Air Canada suspended operations as more than 10,000 Air Canada flight attendants went on strike early Saturday after a deadline to reach a deal passed, leaving travelers around the world stranded and scrambling during the peak summer travel season.
Canadian Union of Public Employees spokesman Hugh Pouliot confirmed the strike had started after no deal was reached, and the airline said it halted operations.
A bitter contract fight between Canada’s largest airline and the union representing 10,000 of its flight attendants escalated Friday as the union turned down the airline’s request to enter into government-directed arbitration, which would eliminate its right to strike and allow a third-party mediator to decide the terms of a new contract.
A complete shutdown will impact about 130,000 people a day, and some 25,000 Canadians may be stranded abroad daily. Air Canada operates around 700 flights per day.

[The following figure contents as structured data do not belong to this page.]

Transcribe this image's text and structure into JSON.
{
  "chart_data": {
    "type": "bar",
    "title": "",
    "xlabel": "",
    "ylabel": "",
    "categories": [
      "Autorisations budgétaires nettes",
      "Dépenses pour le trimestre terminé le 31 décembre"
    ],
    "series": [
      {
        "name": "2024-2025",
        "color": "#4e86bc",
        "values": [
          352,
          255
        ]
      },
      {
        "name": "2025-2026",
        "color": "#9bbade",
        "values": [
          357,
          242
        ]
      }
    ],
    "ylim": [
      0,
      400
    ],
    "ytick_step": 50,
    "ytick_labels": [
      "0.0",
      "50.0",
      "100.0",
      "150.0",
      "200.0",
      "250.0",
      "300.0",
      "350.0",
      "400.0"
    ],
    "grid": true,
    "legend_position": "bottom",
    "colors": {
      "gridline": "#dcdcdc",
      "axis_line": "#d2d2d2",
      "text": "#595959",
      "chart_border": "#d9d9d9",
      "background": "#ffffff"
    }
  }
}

Flight attendants walked off the job around 1 a.m. EDT on Saturday. Around the same time, Air Canada said it would begin locking flight attendants out of airports.
Both sides say they remain far apart on the issue of pay and the unpaid work flight attendants do when planes aren’t in the air.
“We are heartbroken for our passengers. Nobody wants to see Canadians stranded or anxious about their travel plans but we cannot work for free," said Natasha Stea, a Air Canada flight attendant and local union president.
The attendants are about 70% women. In a press briefing on Saturday, Stea said Air Canada pilots, who are male dominated, received a significant raise last year and questioned whether they are getting fair treatment.
The airline’s latest offer included a 38% increase in total compensation, including benefits and pensions over four years, that it said “would have made our flight attendants the best compensated in Canada.”
But the union pushed back, saying the proposed 8% raise in the first year didn’t go far enough because of inflation.
“We’re the national carrier and we have people operating in poverty. Like that’s disgusting, that's very problematic,” Wesley Lesosky, President of the Air Canada Component of CUPE, said at a news conference.